Le problème du prix et de la valeur   

  

Par Michael Palij, MW

 

La question de savoir s’il vaut la peine de payer plus cher une bouteille de vin est une question aussi difficile que fiscale. Au niveau fédéral, les droits sont perçus par litre de liquide (ou par litre d’alcool pur, de sorte qu’il faut supposer que tous les vins ont le même niveau alcoométrique volumique) et non comme pourcentage du prix de vente; si vous passez au niveau supérieur, vous pourriez avoir un meilleur vin pour votre argent. Il existe très certainement différents niveaux de qualité pour le vin, mais le rapport avec le prix n’est pas linéaire.  D’une part, 96 % du vin est consommé dans les 24 heures suivant l’achat. La presque totalité passera les lèvres sans que le radar du plaisir ne s’aperçoive de quoi que ce soit. À l’autre extrême, les meilleurs vins du monde sont achetés pour des dizaines de milliers de dollars la bouteille, souvent par des consommateurs qui ne pourraient pas reconnaître une telle qualité si on leur servait le même vin à l’aveugle.

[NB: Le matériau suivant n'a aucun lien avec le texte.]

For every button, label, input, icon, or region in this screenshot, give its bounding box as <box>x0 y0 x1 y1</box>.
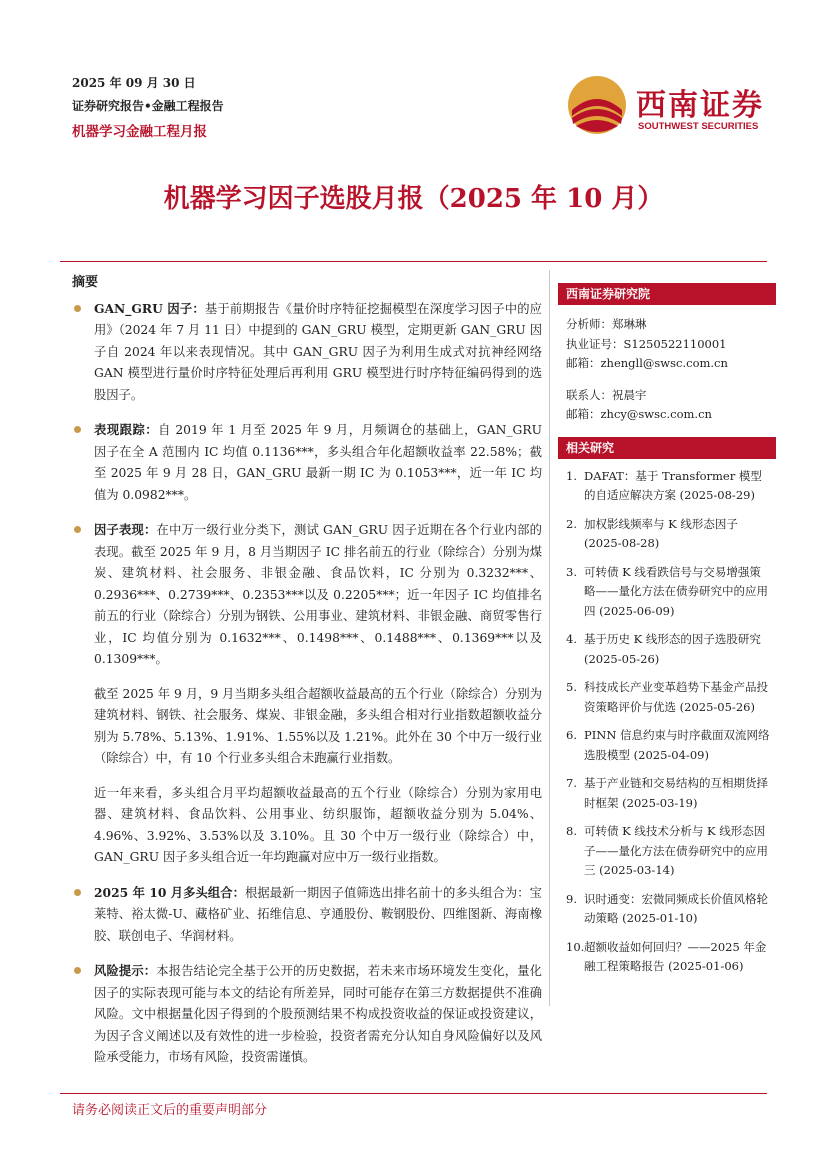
related-item-title: 科技成长产业变革趋势下基金产品投资策略评价与优选 (2025-05-26) <box>584 680 768 714</box>
related-item-title: 基于产业链和交易结构的互相期货择时框架 (2025-03-19) <box>584 776 768 810</box>
related-item[interactable] <box>566 515 770 554</box>
summary-item-key: GAN_GRU 因子： <box>94 300 205 316</box>
related-item[interactable] <box>566 890 770 929</box>
related-item-title: 识时通变：宏微同频成长价值风格轮动策略 (2025-01-10) <box>584 891 768 925</box>
summary-item-text: 本报告结论完全基于公开的历史数据，若未来市场环境发生变化，量化因子的实际表现可能与本文的结论有所差异，同时可能存在第三方数据提供不准确风险。文中根据量化因子得到的个股预测结果不构成投资收益的保证或投资建议，为因子含义阐述以及有效性的进一步检验，投资者需充分认知自身风险偏好以及风险承受能力，市场有风险，投资需谨慎。 <box>94 964 542 1064</box>
related-item-number: 1. <box>566 468 577 483</box>
summary-item-text: 根据最新一期因子值筛选出排名前十的多头组合为：宝莱特、裕太微-U、藏格矿业、拓维信息、亨通股份、鞍钢股份、四维图新、海南橡胶、联创电子、华润材料。 <box>94 885 542 943</box>
related-item-number: 8. <box>566 824 577 838</box>
related-item[interactable] <box>566 822 770 881</box>
summary-item-key: 表现跟踪： <box>94 422 159 437</box>
related-item-number: 3. <box>566 564 577 579</box>
related-item-number: 5. <box>566 680 577 694</box>
logo-text-en: SOUTHWEST SECURITIES <box>638 121 759 132</box>
report-type: 证券研究报告•金融工程报告 <box>72 99 224 113</box>
summary-section <box>72 272 542 1082</box>
related-item-title: 基于历史 K 线形态的因子选股研究 (2025-05-26) <box>584 632 761 666</box>
related-item[interactable] <box>566 678 770 717</box>
report-series: 机器学习金融工程月报 <box>72 124 207 140</box>
analyst-email[interactable]: 邮箱：zhengll@swsc.com.cn <box>566 356 728 370</box>
related-item-title: 加权影线频率与 K 线形态因子 (2025-08-28) <box>584 516 738 550</box>
sidebar <box>558 283 776 986</box>
related-item[interactable] <box>566 774 770 813</box>
related-item-title: 可转债 K 线看跌信号与交易增强策略——量化方法在债券研究中的应用四 (2025-06-09) <box>584 564 768 618</box>
related-list <box>558 459 776 977</box>
column-divider <box>549 270 550 1006</box>
company-logo <box>566 72 776 142</box>
related-item-number: 10. <box>566 939 585 954</box>
related-item-title: 可转债 K 线技术分析与 K 线形态因子——量化方法在债券研究中的应用三 (2025-03-14) <box>584 824 768 877</box>
summary-item-key: 因子表现： <box>94 522 157 537</box>
summary-paragraph-excess-return: 截至 2025 年 9 月，9 月当期多头组合超额收益最高的五个行业（除综合）分别为建筑材料、钢铁、社会服务、煤炭、非银金融，多头组合相对行业指数超额收益分别为 5.78%、5.13%、1.91%、1.55%以及 1.21%。此外在 30 个中万一级行业（除综合）中，有 10 个行业多头组合未跑赢行业指数。 <box>94 686 542 765</box>
related-item-number: 9. <box>566 891 577 906</box>
report-title: 机器学习因子选股月报（2025 年 10 月） <box>163 184 664 214</box>
summary-item-tracking <box>72 419 542 506</box>
related-item-number: 2. <box>566 516 577 531</box>
institute-heading: 西南证券研究院 <box>558 283 776 305</box>
footer-disclaimer: 请务必阅读正文后的重要声明部分 <box>72 1103 268 1118</box>
analyst-name: 分析师：郑琳琳 <box>566 317 647 331</box>
title-divider <box>60 261 767 262</box>
contact-email[interactable]: 邮箱：zhcy@swsc.com.cn <box>566 407 712 421</box>
footer-divider <box>60 1093 767 1094</box>
logo-emblem-icon <box>566 74 628 136</box>
analyst-info <box>558 305 776 437</box>
summary-item-key: 风险提示： <box>94 963 157 978</box>
related-heading: 相关研究 <box>558 437 776 459</box>
report-date: 2025 年 09 月 30 日 <box>72 76 196 90</box>
summary-item-text: 基于前期报告《量价时序特征挖掘模型在深度学习因子中的应用》（2024 年 7 月 11 日）中提到的 GAN_GRU 模型，定期更新 GAN_GRU 因子自 2024 年以来表现情况。其中 GAN_GRU 因子为利用生成式对抗神经网络 GAN 模型进行量价时序特征处理后再利用 GRU 模型进行时序特征编码得到的选股因子。 <box>94 301 542 402</box>
related-item-number: 7. <box>566 776 577 790</box>
summary-item-risk <box>72 960 542 1069</box>
related-item[interactable] <box>566 726 770 765</box>
related-item[interactable] <box>566 938 770 977</box>
summary-heading: 摘要 <box>72 275 99 290</box>
summary-item-portfolio <box>72 882 542 948</box>
summary-item-gan-gru <box>72 298 542 407</box>
summary-paragraph-one-year: 近一年来看，多头组合月平均超额收益最高的五个行业（除综合）分别为家用电器、建筑材料、食品饮料、公用事业、纺织服饰，超额收益分别为 5.04%、4.96%、3.92%、3.53%以及 3.10%。且 30 个中万一级行业（除综合）中，GAN_GRU 因子多头组合近一年均跑赢对应中万一级行业指数。 <box>94 785 542 864</box>
summary-item-text: 自 2019 年 1 月至 2025 年 9 月，月频调仓的基础上，GAN_GRU 因子在全 A 范围内 IC 均值 0.1136***，多头组合年化超额收益率 22.58%；截至 2025 年 9 月 28 日，GAN_GRU 最新一期 IC 为 0.1053***，近一年 IC 均值为 0.0982***。 <box>94 423 542 502</box>
summary-item-factor-performance <box>72 519 542 671</box>
related-item[interactable] <box>566 630 770 669</box>
related-item-title: 超额收益如何回归？——2025 年金融工程策略报告 (2025-01-06) <box>584 939 767 973</box>
related-item[interactable] <box>566 563 770 622</box>
logo-text-cn: 西南证券 <box>636 88 764 123</box>
related-item[interactable] <box>566 467 770 506</box>
analyst-license: 执业证号：S1250522110001 <box>566 336 727 351</box>
related-item-title: PINN 信息约束与时序截面双流网络选股模型 (2025-04-09) <box>584 728 770 762</box>
related-item-title: DAFAT：基于 Transformer 模型的自适应解决方案 (2025-08-29) <box>584 468 762 502</box>
related-item-number: 4. <box>566 632 577 646</box>
summary-item-key: 2025 年 10 月多头组合： <box>94 884 246 900</box>
contact-name: 联系人：祝晨宇 <box>566 387 647 402</box>
summary-item-text: 在中万一级行业分类下，测试 GAN_GRU 因子近期在各个行业内部的表现。截至 2025 年 9 月，8 月当期因子 IC 排名前五的行业（除综合）分别为煤炭、建筑材料、社会服务、非银金融、食品饮料，IC 分别为 0.3232***、0.2936***、0.2739***、0.2353***以及 0.2205***；近一年因子 IC 均值排名前五的行业（除综合）分别为钢铁、公用事业、建筑材料、非银金融、商贸零售行业，IC 均值分别为 0.1632***、0.1498***、0.1488***、0.1369***以及 0.1309***。 <box>94 523 542 666</box>
related-item-number: 6. <box>566 728 577 742</box>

Il doit bien y avoir un juste milieu fertile où les vins dépassent les attentes, non?

 

 

 

 

Quel est donc le point idéal? Il y a deux façons d’aborder cette question. La taxe est souvent un montant fixe et, par conséquent, le pourcentage du prix de la bouteille qui revient aux autorités fiscales est disproportionnellement plus élevé dans le cas d’un vin moins cher. Doubler le prix de détail permet d’avoir 10 fois plus d’argent à dépenser sur le liquide. Cela suppose toutefois que tous les autres coûts demeurent constants. Les emballages haut de gamme coûtent beaucoup plus cher (un bouchon AAA de 48 mm coûte aujourd’hui 3 dollars canadiens, et ce, juste pour le bouchon) et les marges des producteurs varient grandement.

 

 

 

 

Il est pratiquement impossible de dépenser plus de 42 dollars canadiens en coûts variables dans la production d’une bouteille de vin (bouchons de fantaisie, faibles rendements, 100 % de chêne neuf, main-d’œuvre, amortissement, etc.), mais en excluant le coût du capital. Autrement dit, en excluant la valeur des terres. Les grands crus de Bourgogne coûtent actuellement 14,4 millions de dollars canadiens par hectare et les rendements sont de 40 hl/ha. Pour simplifier les chiffres, cela représente 144 dollars canadiens par bouteille pour un rendement de 5 %. Et ce, avant même d’avoir produit du vin (ou réalisé des bénéfices).

 

 

 

 

Alors, vers qui le consommateur avisé peut-il se tourner? Il est judicieux de dépenser au moins le double de la moyenne nationale et de choisir un exemple authentique d’une région moins connue. Comme me l’a dit un jour un grand ami norvégien (où les prix sont habituellement élevés), « achetez bon marché, achetez deux fois ». Le Portugal, l’Allemagne et l’Italie proposent tous des vins de qualité à un prix très raisonnable. Les meilleurs rieslings, par exemple, durent aussi longtemps que leurs équivalents bordelais rouges, mais sont rarement aussi inabordables.

 

 

 

 

Personne ne peut nier le plaisir qu’il y a à tirer le bouchon d’une grande bouteille, en particulier d’une bouteille que l’on a soigneusement nourrie de sa jeunesse à sa maturité. De nombreux vins modestes gagnent en complexité au fil des mois lorsque mis en cave correctement. Criez à l’injustice si vous le souhaitez, mais l’évolution des modèles sociaux dans le monde post-pandémique peut s’avérer utile. Pour certains, rester à la maison est la nouvelle façon de sortir, et une bouteille de qualité supérieure dégustée à la maison coûtera probablement beaucoup moins cher qu’une tournée de Martinis. Avis à tous ceux qui aiment depuis le confort de leur fauteuil : doublez la mise. Les jeux sont faits, et nous avons un gagnant.

 

 

 

 

 

MICHAEL PALIJ MW est le troisième Master of Wine canadien. Il est spécialisé dans les vins italiens et a fait découvrir à Opimian des producteurs vraiment spéciaux tels que Cabutto, Giovanna Tantini et Cantina Clavesana.